Słysząc takie opinie, pater Nagy nieraz bliski był załamania, ponieważ w jego głębokim przekonaniu i jedni, i drudzy nie mieli racji. „Bliski byłem rezygnacji z mojej misji, która polegała przecież na tym, aby stworzyć pomost pomiędzy dotychczasowymi wrogami” – pisze Nagy, podkreślając jednocześnie, iż obie strony ponoszą winę za to zaostrzanie wzajemnych stosunków. Nagy wyraża przekonanie, iż „Papież Benedykt chyba nie ogłosiłby swojej bulli przeciwko masonerii, gdyby jakimś cudem mógł przeczytać encyklikę »Pacem in tenis« Jana XXIII. Ba, gdyby tylko znał choćby jeden z dokumentów II Soboru Watykańskiego. (…) Różnice między światem Benedykta XIV i Pawła VI sięgają nieba. Pierwszy z nich potępił bowiem wolnomularzy dokładnie za to, do czego drugi zachęca katolików na całym świecie. I trzeba przy tym uwzględnić, że nie chodzi tym razem o jakąś teorię dotyczącą ruchów ciał niebieskich, ale o problemy moralne takiej wagi, których wartość jest ponadczasowa, a za których stróża uważa się Kościół. Jak można na takich podstawach utrzymać ekskomunikę?” – zadaje ojcom Kościoła dramatyczne pytanie były jezuita i nadal gorąco wierzący katolik-wolnomularz. Przecież Kościół wie dokładnie, iż pewnego dnia będzie musiał ten niesprawiedliwy wyrok uchylić. Dlaczego więc zwlekać z tym zbyt długo?”
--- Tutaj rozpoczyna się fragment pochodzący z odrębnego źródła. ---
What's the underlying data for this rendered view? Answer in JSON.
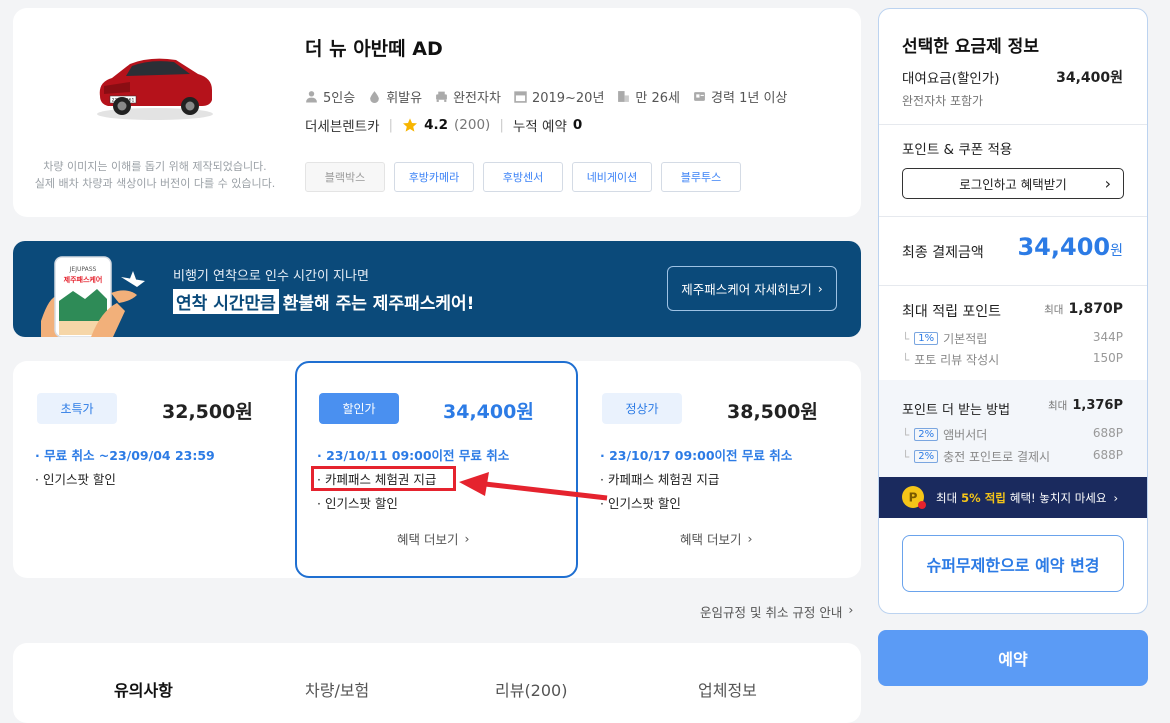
{
  "car": {
    "title": "더 뉴 아반떼 AD",
    "disclaimer_1": "차량 이미지는 이해를 돕기 위해 제작되었습니다.",
    "disclaimer_2": "실제 배차 차량과 색상이나 버전이 다를 수 있습니다.",
    "plate": "22호 2061",
    "specs": [
      "5인승",
      "휘발유",
      "완전자차",
      "2019~20년",
      "만 26세",
      "경력 1년 이상"
    ],
    "company": "더세븐렌트카",
    "rating": "4.2",
    "reviews": "(200)",
    "reservations_label": "누적 예약",
    "reservations_count": "0",
    "tags": [
      "블랙박스",
      "후방카메라",
      "후방센서",
      "네비게이션",
      "블루투스"
    ]
  },
  "banner": {
    "sub": "비행기 연착으로 인수 시간이 지나면",
    "highlight": "연착 시간만큼",
    "main_rest": "환불해 주는 제주패스케어!",
    "button": "제주패스케어 자세히보기",
    "phone_brand": "JEJUPASS",
    "phone_title": "제주패스케어"
  },
  "plans": [
    {
      "label": "초특가",
      "price": "32,500원",
      "lines": [
        "· 무료 취소 ~23/09/04 23:59",
        "· 인기스팟 할인"
      ]
    },
    {
      "label": "할인가",
      "price": "34,400원",
      "lines": [
        "· 23/10/11 09:00이전 무료 취소",
        "· 카페패스 체험권 지급",
        "· 인기스팟 할인"
      ],
      "more": "혜택 더보기"
    },
    {
      "label": "정상가",
      "price": "38,500원",
      "lines": [
        "· 23/10/17 09:00이전 무료 취소",
        "· 카페패스 체험권 지급",
        "· 인기스팟 할인"
      ],
      "more": "혜택 더보기"
    }
  ],
  "policy_link": "운임규정 및 취소 규정 안내",
  "tabs": [
    "유의사항",
    "차량/보험",
    "리뷰(200)",
    "업체정보"
  ],
  "sidebar": {
    "title": "선택한 요금제 정보",
    "fee_label": "대여요금(할인가)",
    "fee_value": "34,400원",
    "fee_note": "완전자차 포함가",
    "coupon_title": "포인트 & 쿠폰 적용",
    "login_btn": "로그인하고 혜택받기",
    "final_label": "최종 결제금액",
    "final_value": "34,400",
    "final_unit": "원",
    "points_title": "최대 적립 포인트",
    "points_max_label": "최대",
    "points_max": "1,870P",
    "points_rows": [
      {
        "pct": "1%",
        "label": "기본적립",
        "value": "344P"
      },
      {
        "pct": "",
        "label": "포토 리뷰 작성시",
        "value": "150P"
      }
    ],
    "more_title": "포인트 더 받는 방법",
    "more_max_label": "최대",
    "more_max": "1,376P",
    "more_rows": [
      {
        "pct": "2%",
        "label": "앰버서더",
        "value": "688P"
      },
      {
        "pct": "2%",
        "label": "충전 포인트로 결제시",
        "value": "688P"
      }
    ],
    "promo_pre": "최대",
    "promo_hl": "5% 적립",
    "promo_post": "혜택! 놓치지 마세요",
    "change_btn": "슈퍼무제한으로 예약 변경",
    "reserve_btn": "예약"
  },
  "colors": {
    "accent": "#2c7be5",
    "annotation": "#e5232e",
    "banner": "#0b4a7a",
    "promo": "#1a2a5e"
  }
}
JAK ZNALEŹĆ NOWĄ FORMUŁĘ POROZUMIENIA?
Zdaniem Nagy’a jest tylko jedno rozsądne wyjście z powstałej sytuacji. Pisze o tym na stronie 488, w końcowym rozdziale swojej książki: „Rozwiązanie polegać może na tym, aby pogrzebać przeszłość i znaleźć nową formułę porozumienia, bez brania pod uwagę tego wszystkiego, co spowodowało całą lawinę, gdyż przyczyny jej powstania i tak ustalić trudno”.
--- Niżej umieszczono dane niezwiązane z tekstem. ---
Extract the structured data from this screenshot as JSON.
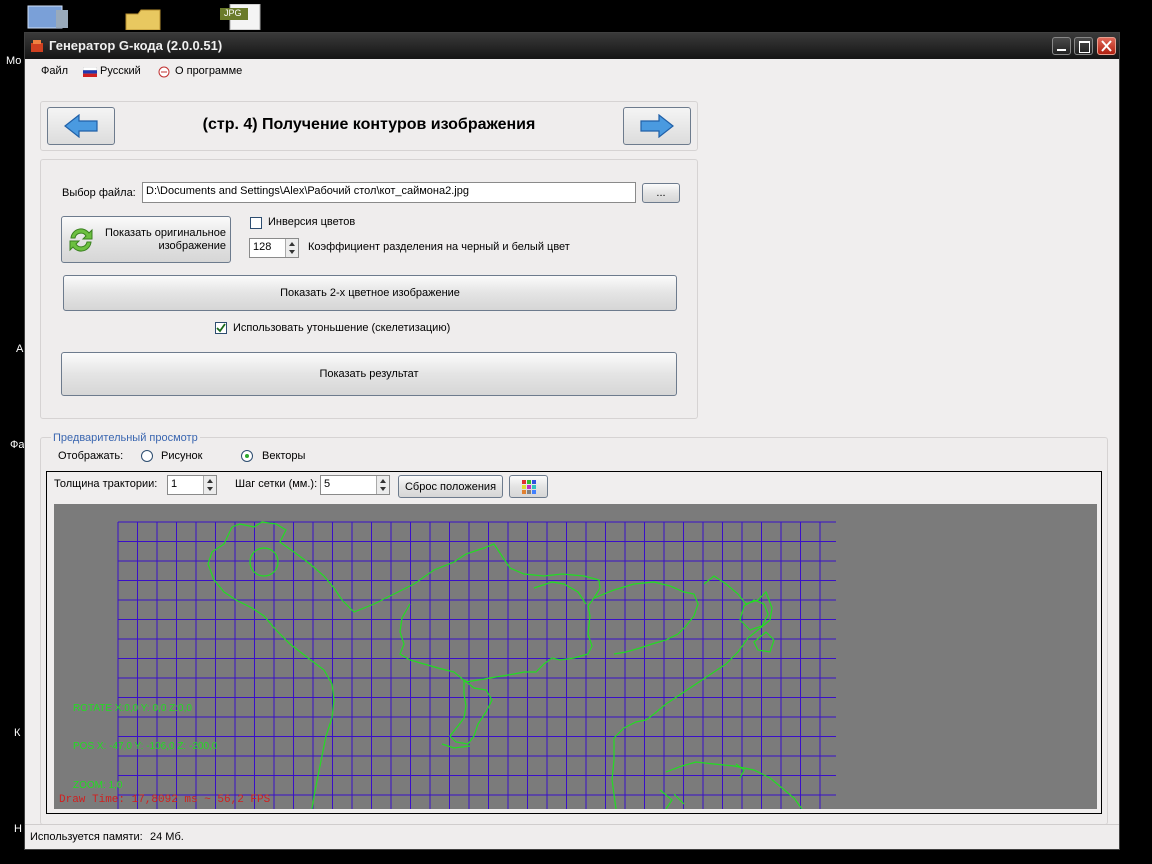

Nagy w oparciu o bogate doświadczenia swego życia reprezentuje pogląd, iż Towarzystwo Jezusowe, czyli zakon jezuitów „jest bliższy wolnomularstwu niż pozostały Kościół. Jezuici – pisze – nie bez racji nazywani są „masonami Kościoła”. Podstawowa analogia polega na tym, iż obie te instytucje zakonne przepojone są niezwykłym duchem postępu. Ta cecha jest u wolnomularzy naturalna, natomiast u jezuitów uznać ją trzeba za wielką zasługę, ponieważ zawsze musieli przeciwstawiać się konserwatywnemu stanowisku Kościoła”.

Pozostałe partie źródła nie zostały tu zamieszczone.